Contre les moisissures

fiat lux !

Claude Husson

La Bibliothèque de Bayonne a connu, à moindre échelle heureusement, la même mésaventure que celle de l'Arsenal *.

Nous avons bénéficié des mêmes conseils et des mêmes aides de la part du Bureau du patrimoine de la Direction du livre et de la lecture, mais nous avons été moins systématiques dans le traitement des collections apparemment non atteintes et des locaux de rayonnages : espérons que nous n'aurons pas à regretter d'avoir reculé devant un travail titanesque et de nous être « contentés » d'un travail énorme.

Défense passive

Je retiens les mêmes enseignements que mes collègues de l'Arsenal de cette mésaventure :
- il est préférable d'éviter d'installer des magasins de conservation en sous-sol ;
- il vaut mieux n'utiliser un système de climatisation qu'en dernier recours et prendre d'abord les mesures simples et peu onéreuses de prévention (bonne isolation des fenêtres, au besoin par double huisserie, positionnement des livres au fond des étagères pour faciliter le dépoussiérage des rayonnages, entretien et contrôle réguliers...).

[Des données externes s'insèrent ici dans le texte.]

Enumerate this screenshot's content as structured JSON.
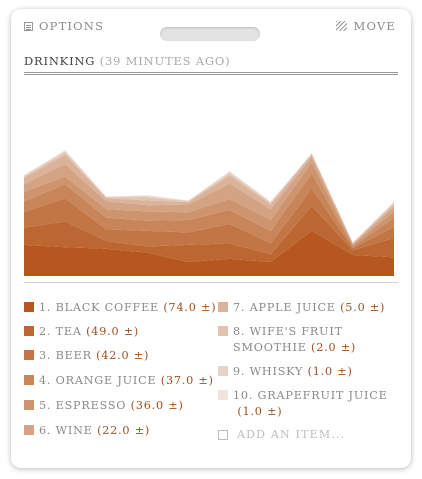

Je voudrais insister sur un de ces moyens de « défense passive » qui n'est pas mentionné dans le compte rendu de la bibliothèque de l'Arsenal et trop accessoirement évoqué dans la littérature spécialisée : le rôle bénéfique de la lumière naturelle par inhibition des moisissures. En effet celles-ci - dont il est bon de rappeler que les spores générateurs sont, comme les acariens, présents partout et en permanence - se développent d'autant mieux que se conjuguent trois facteurs : taux d'humidité relative et température élevés, obscurité (je néglige volontiers le manque d'aération, celle-ci n'étant valable que si elle minimise au moins l'un des deux premiers facteurs, donc si elle est liée à un traitement de l'air).

Une certaine lumière

Il ne faut pas hésiter à laisser pénétrer une certaine lumière naturelle dans les magasins de conservation (après tout cela coûte moins cher qu'une installation de climatisation) et considérer comme une aberration les « blockhaus » (dans ce sens, les tours vitrées de la Bibliothèque de France sont peut-être une hérésie salutaire).

A bien y réfléchir, cette phobie de la lumière qu'on nous enseigne ne vient-elle pas d'une perversion de la conception du livre qui tend à privilégier la conservation de la reliure, dont on semble oublier que sa raison d'être première est précisément de protéger son contenu, y compris des effets négatifs de la lumière sur le papier et l'encre (un peu comme si on se préoccupait davantage de l'état des pare-chocs et de la carrosserie d'une voiture que de sa mécanique et de son intérieur) ? On sait bien qu'un même ensemble de cahiers cousus a pu avoir dans sa vie plusieurs reliures : la reliure change, le livre reste. Il vaut mieux une reliure défraîchie (encore que cela peut s'éviter par un cirage périodique, voire un renouvellement s'il s'agit d'une reliure ordinaire) que des feuillets rongés par les moisissures. Du reste on voit bien, dans le cas de l'Arsenal, que la climatisation n'est pas la panacée et doit être réservée, compte tenu de son coût, aux documents les plus précieux et fragiles.

Concrètement, à Bayonne, nous avons éloigné les rayonnages du mur quasi aveugle (mais sain) qu'ils touchaient presque par leur extrémité et légèrement augmenté l'ouverture des persiennes intérieures, de façon à supprimer les zones de pénombre où se manifestaient sélectivement les moisissures. Pour l'été 93, nous avons fait installer un deuxième vitrage et n'avons pas, à la même date, repéré de moisissures alors que les conditions climatiques sont un peu moins mauvaises que celles de l'été précédent.

Enfin, et comme à toute chose malheur est bon, ce sinistre a fourni l'occasion d'une réflexion sur l'économie des magasins et d'un agencement plus rationnel des collections (entre autres : reclassement par format des fonds anciens : gain de place, correction des déformations).